As noted by Attorney Levy in her first legal custody blog:

Under the Massachusetts divorce statute, "shared legal custody" is defined as the “continued mutual responsibility and involvement by both parents in major decisions regarding the child’s welfare including matters of education, medical care and emotional, moral and religious development.” Meanwhile, the statute defines "sole legal custody" as when "one parent shall have the right and responsibility to make" the same "major decisions" regarding the child. (The Massachusetts unmarred parent statute references “legal custody”, but does not separately define the term.)

Notably, the divorce statute does not define what constitutes a "major decision" in the context of legal custody, nor have any major Massachusetts cases provided a reliable definition of what constitutes “mutual responsibility and involvement” or "major decisions" under M.G.L. c. 208, § 31. All of which begs the question: what has a parent who has been awarded legal custody really received?

As Attorney Levy noted in her blog, there is a commonly held assumption that a parent who lacks physical custody (either primary or shared) lacks the right to access the educational or medical records of their child, or to communicate with the child’s doctors or educators. Massachusetts law is surprisingly thin in this regard, and there are several arguments available to parents who lack legal custody and seek to access such records. Regardless of what the law says (or does not say), however, as long as most educators and medical providers believe a parent must have legal custody to access their children’s records, parents without legal custody will struggle to gain access.

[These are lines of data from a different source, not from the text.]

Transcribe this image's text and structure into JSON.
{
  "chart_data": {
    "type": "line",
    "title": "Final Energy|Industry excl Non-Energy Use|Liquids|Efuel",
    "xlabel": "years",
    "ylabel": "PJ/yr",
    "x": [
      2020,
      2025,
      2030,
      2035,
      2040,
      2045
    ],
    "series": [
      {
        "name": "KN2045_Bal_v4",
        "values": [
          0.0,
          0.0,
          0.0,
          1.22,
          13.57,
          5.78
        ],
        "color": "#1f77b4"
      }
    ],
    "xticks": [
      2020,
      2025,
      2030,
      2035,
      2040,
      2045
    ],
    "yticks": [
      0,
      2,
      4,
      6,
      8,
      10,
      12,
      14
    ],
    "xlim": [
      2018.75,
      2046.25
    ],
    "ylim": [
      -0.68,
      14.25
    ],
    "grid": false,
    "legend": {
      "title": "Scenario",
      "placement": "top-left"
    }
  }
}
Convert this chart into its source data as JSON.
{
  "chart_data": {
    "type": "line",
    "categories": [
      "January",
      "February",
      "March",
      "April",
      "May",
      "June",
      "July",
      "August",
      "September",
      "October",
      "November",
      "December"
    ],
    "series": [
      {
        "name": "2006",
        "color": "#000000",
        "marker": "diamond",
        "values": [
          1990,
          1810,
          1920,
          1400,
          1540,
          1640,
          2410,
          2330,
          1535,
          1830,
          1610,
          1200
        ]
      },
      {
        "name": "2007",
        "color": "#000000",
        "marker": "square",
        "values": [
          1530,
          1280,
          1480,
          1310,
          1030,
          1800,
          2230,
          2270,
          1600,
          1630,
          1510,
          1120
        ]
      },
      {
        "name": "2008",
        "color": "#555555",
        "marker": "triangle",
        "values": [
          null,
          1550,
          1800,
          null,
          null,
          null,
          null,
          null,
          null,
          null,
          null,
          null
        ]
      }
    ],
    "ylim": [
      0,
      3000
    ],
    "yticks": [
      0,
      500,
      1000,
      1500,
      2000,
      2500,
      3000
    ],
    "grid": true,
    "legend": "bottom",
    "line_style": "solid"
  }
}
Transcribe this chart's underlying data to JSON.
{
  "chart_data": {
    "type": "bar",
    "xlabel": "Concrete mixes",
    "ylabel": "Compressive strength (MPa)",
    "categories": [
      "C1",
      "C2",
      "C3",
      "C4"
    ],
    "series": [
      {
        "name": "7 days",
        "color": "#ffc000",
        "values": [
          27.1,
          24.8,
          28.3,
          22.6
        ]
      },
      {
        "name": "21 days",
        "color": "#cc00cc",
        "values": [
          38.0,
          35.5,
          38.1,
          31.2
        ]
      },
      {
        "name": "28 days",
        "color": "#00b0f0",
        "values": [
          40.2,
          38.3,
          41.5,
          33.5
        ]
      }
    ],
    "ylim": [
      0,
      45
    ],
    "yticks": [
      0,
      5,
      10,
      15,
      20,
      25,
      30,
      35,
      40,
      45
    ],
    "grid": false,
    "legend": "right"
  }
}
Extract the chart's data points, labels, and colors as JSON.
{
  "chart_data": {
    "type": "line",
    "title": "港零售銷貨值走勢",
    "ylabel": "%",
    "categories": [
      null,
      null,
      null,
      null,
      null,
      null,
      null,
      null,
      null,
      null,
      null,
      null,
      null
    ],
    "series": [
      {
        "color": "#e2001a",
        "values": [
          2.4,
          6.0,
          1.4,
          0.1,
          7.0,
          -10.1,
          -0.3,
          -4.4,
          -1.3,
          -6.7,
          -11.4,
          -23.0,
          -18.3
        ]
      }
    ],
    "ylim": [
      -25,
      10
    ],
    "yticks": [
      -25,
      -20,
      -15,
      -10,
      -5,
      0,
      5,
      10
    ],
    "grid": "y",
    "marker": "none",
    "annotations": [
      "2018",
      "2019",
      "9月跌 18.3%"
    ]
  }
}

As noted in the previous section, Massachusetts courts must determine that unmarried parents “have the ability to communicate and plan with each other concerning the child's best interests” before granting joint custody. This elevated standard applies to orders for legal custody, as well as physical custody, for unmarried parents. Regarding divorced or separated parents, however, the custody statute includes a strong presumption in favor of shared legal custody, at least at the temporary order stage:

[U]ntil a judgment on the merits is rendered, absent emergency conditions, abuse or neglect, the parents shall have temporary shared legal custody of any minor child of the marriage; provided, however, that the judge may enter an order for temporary sole legal custody for one parent if written findings are made that such shared custody would not be in the best interest of the child. Nothing herein shall be construed to create any presumption of temporary shared physical custody.

Interestingly, the presumption in favor of joint/shared legal custody for divorced parents only applies to temporary orders. No presumption favoring shared legal custody applies to judges making a final ruling on legal custody.